NYHET This textbook provides beginning undergraudate students with a basic introduction to postcolonial literatures from different parts of the English-speaking world. By weaving excerpts from a carefully chosen selection of literary texts into narratives of historical events, the book's contributors have created learning material designed to encourage reflection and stimulate discussion. To this end, the chapters include thought-provoking "in-text" questions that follow the different text extracts.
The chapter Eastern and Western Africa: Transmutations, Translations, and Transgressionsis is written by Raoul J. Granqvist and is divided into four sections called Maps, Images, Words, and Conflict and Concord.
Maps is the only section that has a clear chronological structure; the others follow no such a protocol. None of them attempts at grounding the selected texts in national spaces and cultural landscapes. The Map is a metaphor for the colonial power acquisition, its methods of surveillance and preservation and the affiliated notion of border of demarcations, crossings, and transgressions of language and culture.
In the second section of Images, the focus is on the dichotomies of African writing in English, the rhetoric of 'talking back,' and the emergence of the multi-faceted expressiveness in visuality/print/sound.
The third section of Words centres on the development of West and East African English as a cultural and controversial vernacular, as a contact language (lingua franca), Pidgin, and Rotten English – in writing and street talk.
In the last section I invite writers to discuss areas of concord and conflict, war and imprisonment, on a literary personal and universal level.
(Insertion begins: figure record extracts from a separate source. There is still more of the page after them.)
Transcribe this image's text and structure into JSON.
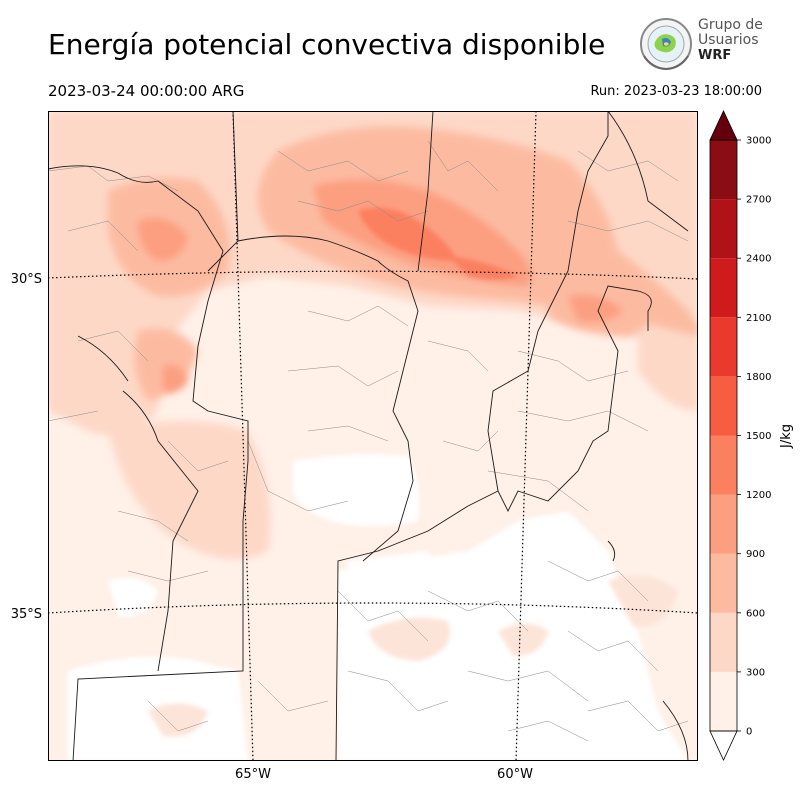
{
  "header": {
    "title": "Energía potencial convectiva disponible",
    "valid_time": "2023-03-24 00:00:00 ARG",
    "run_time": "Run: 2023-03-23 18:00:00"
  },
  "logo": {
    "line1": "Grupo de",
    "line2": "Usuarios",
    "line3": "WRF"
  },
  "map": {
    "lat_labels": [
      "30°S",
      "35°S"
    ],
    "lon_labels": [
      "65°W",
      "60°W"
    ]
  },
  "colorbar": {
    "label": "J/kg",
    "ticks": [
      "0",
      "300",
      "600",
      "900",
      "1200",
      "1500",
      "1800",
      "2100",
      "2400",
      "2700",
      "3000"
    ],
    "levels": [
      0,
      300,
      600,
      900,
      1200,
      1500,
      1800,
      2100,
      2400,
      2700,
      3000
    ],
    "colors": [
      "#fff0e8",
      "#fdd8c7",
      "#fcbba1",
      "#fc9e80",
      "#fb8060",
      "#f65d41",
      "#ea3a2e",
      "#cf1b1c",
      "#b11218",
      "#8b0d14"
    ],
    "over_color": "#67000d",
    "under_color": "#ffffff"
  }
}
Women and women's writing, and children's are highlighted. The chapter problematizes normative concepts such as 'tradition,' 'ethnicity,' and 'borders' for a better understanding of the writers' choices of what topics to unearth.
The English-language texts examined are not necessarily neither 'English' nor 'texts,' being hybridized, transformed, and translated in many ways. Local entrepreneurship and indigenous creativity with literary aspirations operate from the beginning in an interface with the global, where the two are enmeshed with each other to the extent that the conventional dichotomy of centre-periphery becomes an inadequate term with which to qualify the East and West-African book-market. The giants, Chinua Achebe, Ngugi wa Thiong'o, Wole Soyinka, Ama Ata Aidoo and Flora Nwapa perform on the same volatile scene as the Longman Drumbeat, Macmillan’s Pacesetter series and the Spear Books thrillers.